Bunuel wrote:
Is the positive integer x even?
(1) (x - 1) is a prime number
(2) (x^2 - 1) is a prime number
From the question stem, we get that:
\(x\) is an integer and \(x>0\)
Now lets consider the statements:
Statement 1
\((x - 1)\) is a prime number
This gives us 2 scenarios:
either \((x - 1)\) is an even prime number (i.e. 2) or \((x - 1)\) is an odd primer number (i.e. any prime numbers except 2)
If \((x - 1)\) is an even prime number, then \(x = 3\), an odd integer
If \((x - 1)\) is an odd prime number, then \(x\) has to be an even integer
Therefore, we do not get a definitive yes/no from this statement. This statement is insufficient.
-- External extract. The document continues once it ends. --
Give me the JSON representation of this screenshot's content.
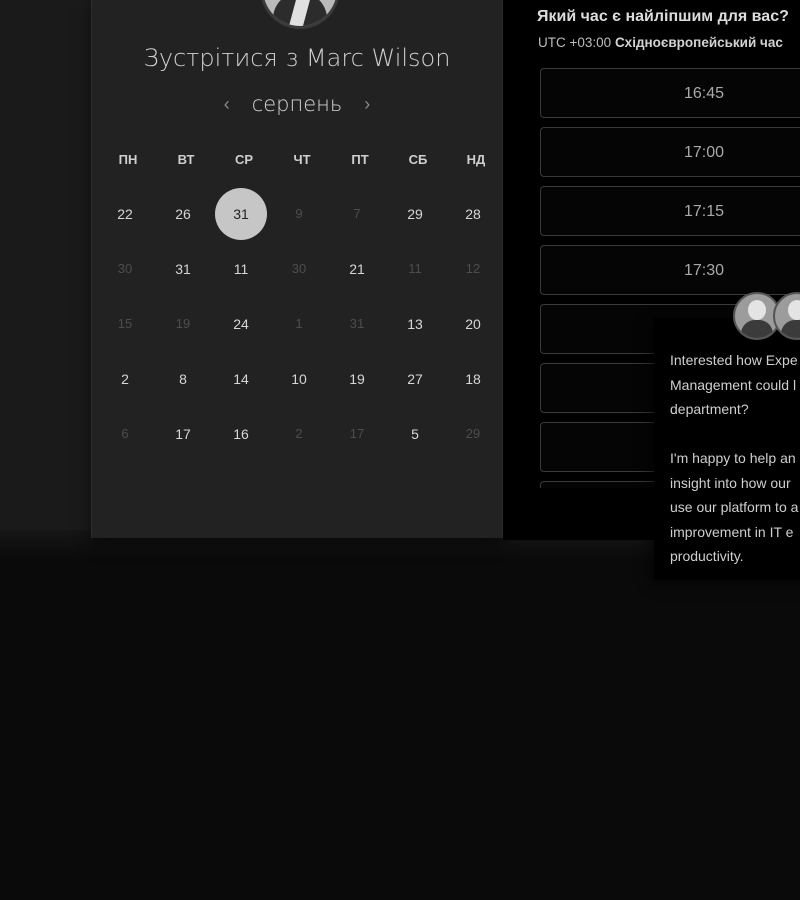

Hence, we can reject options A and D.
Statement 2
\((x^2 - 1)\) is a prime number.
This also gives us 2 scenarios:
either \((x^2 - 1)\) is an even prime number (i.e. 2) or \((x^2 - 1)\) is an odd primer number (i.e. any prime numbers except 2)
If \((x^2 - 1) = 2\); \(x^2 = 3\). This is not possible as we know that \(x\) is an integer.
Hence, the only possible scenario is that \((x^2 - 1)\) is an odd primer number.
This implies \(x^2\) is an even number and accordingly, \(x\) is an even number.
This statement is sufficient. We can reject options C and E.
The correct answer is
B.